Mit seinem Urteil vom 8. Juni 2022 (Az. 14 LB 2/22) hat das Oberverwaltungsgericht (OVG) Lübeck klargestellt, dass es sich bei gebaadertem Gabelbeinfleisch um Separatorenfleisch im Sinne der Verordnung (EG) Nr. 853/2004 handelt. Demnach ist Separatorenfleisch „ein Erzeugnis, das durch Ablösung des an fleischtragenden Knochen nach dem Entbeinen bzw. an den Geflügelschlachtkörpern haftenden Fleisches auf maschinelle Weise so gewonnen wird, dass die Struktur der Muskelfasern sich auflöst oder verändert wird“ (Anhang I Nr. 1.14).
Das Oberverwaltungsgericht Lübeck hatte sich mit der lebensmittelrechtlichen Einstufung von Hähnchen-Gabelbeinfleisch zu befassen. Dieses Fleisch ist auch als Furculafleisch bekannt. Es wird vom Gabelbein der Hähnchen durch Abpressen mit Baader-Maschinen gewonnen. Das V-förmige Gabelbein ist ein Knochen aus dem Schultergürtel des Hähnchens.
Baadern
Das Verfahren trennt Fleisch von Bindegewebe, Sehnen und Knorpeln. Durch das Entfernen von Bindegewebe und Sehnen sinkt der Gesamteiweißgehalt des Produktes. Es hat die Konsistenz von gewolftem Fleisch.
Der Fall
In dem beanstandeten Geflügelschlacht- und Zerlegebetrieb wird das Furculafleisch vollautomatisch in zwei Schritten gewonnen:
- Im ersten Schritt wird das Gabelbein mit anhaftender Muskulatur als Ganzes maschinell mit V-förmigen Messern aus dem Geflügelschlachtkörper ausgestanzt.
- In einem zweiten Schritt wird das herausgetrennte Gabelbeinstück zu einer Entsehnungsmaschine (Baader-Maschine) weiterbefördert und dort durch eine Drei-Millimeter-Lochtrommel gepresst, um es von Sehnen, Knochen- und Knorpelteilen zu befreien.

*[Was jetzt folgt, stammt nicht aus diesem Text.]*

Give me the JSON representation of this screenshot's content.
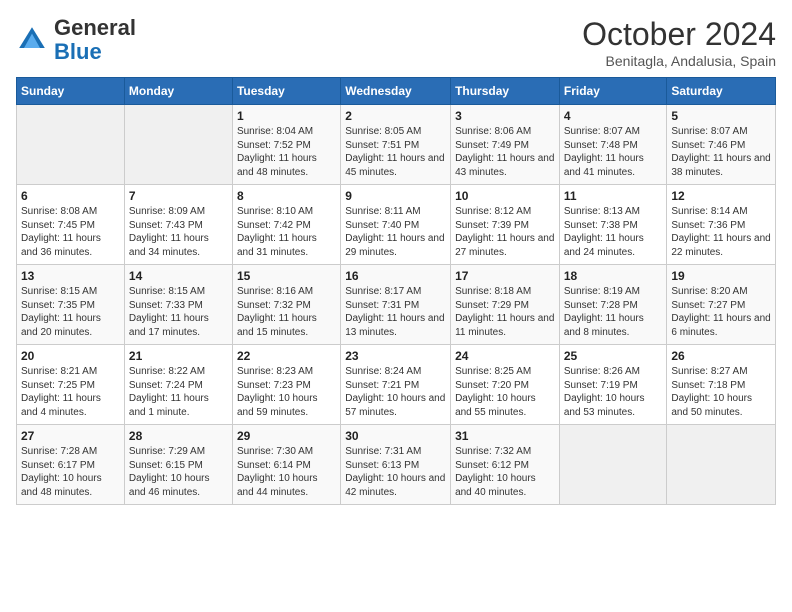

Das so erhaltene Erzeugnis weist durch die Pressung eine körnige Struktur auf. Es besteht im Wesentlichen aus Fleisch und Fett. Der in Rede stehende Schlachtbetrieb verkauft dieses Erzeugnis unter der Bezeichnung „Hähnchen-Verarbeitungsfleisch“ an andere Lebensmittelunternehmen, die es zur Herstellung von Geflügelfleischerzeugnissen verwenden.
Das Urteil
Mit seinem Urteil vom 8. Juni 2022 (Az. 14 LB 2/22) hat das OVG Lübeck klargestellt, dass es sich bei derart gewonnenem Gabelbeinfleisch um Separatorenfleisch im Sinne der Verordnung (EG) Nr. 853/2004 handelt. Demnach ist Separatorenfleisch „ein Erzeugnis, das durch Ablösung des an fleischtragenden Knochen nach dem Entbeinen bzw. an den Geflügelschlachtkörpern haftenden Fleisches auf maschinelle Weise so gewonnen wird, dass die Struktur der Muskelfasern sich auflöst oder verändert wird“ (Anhang I Nr. 1.14).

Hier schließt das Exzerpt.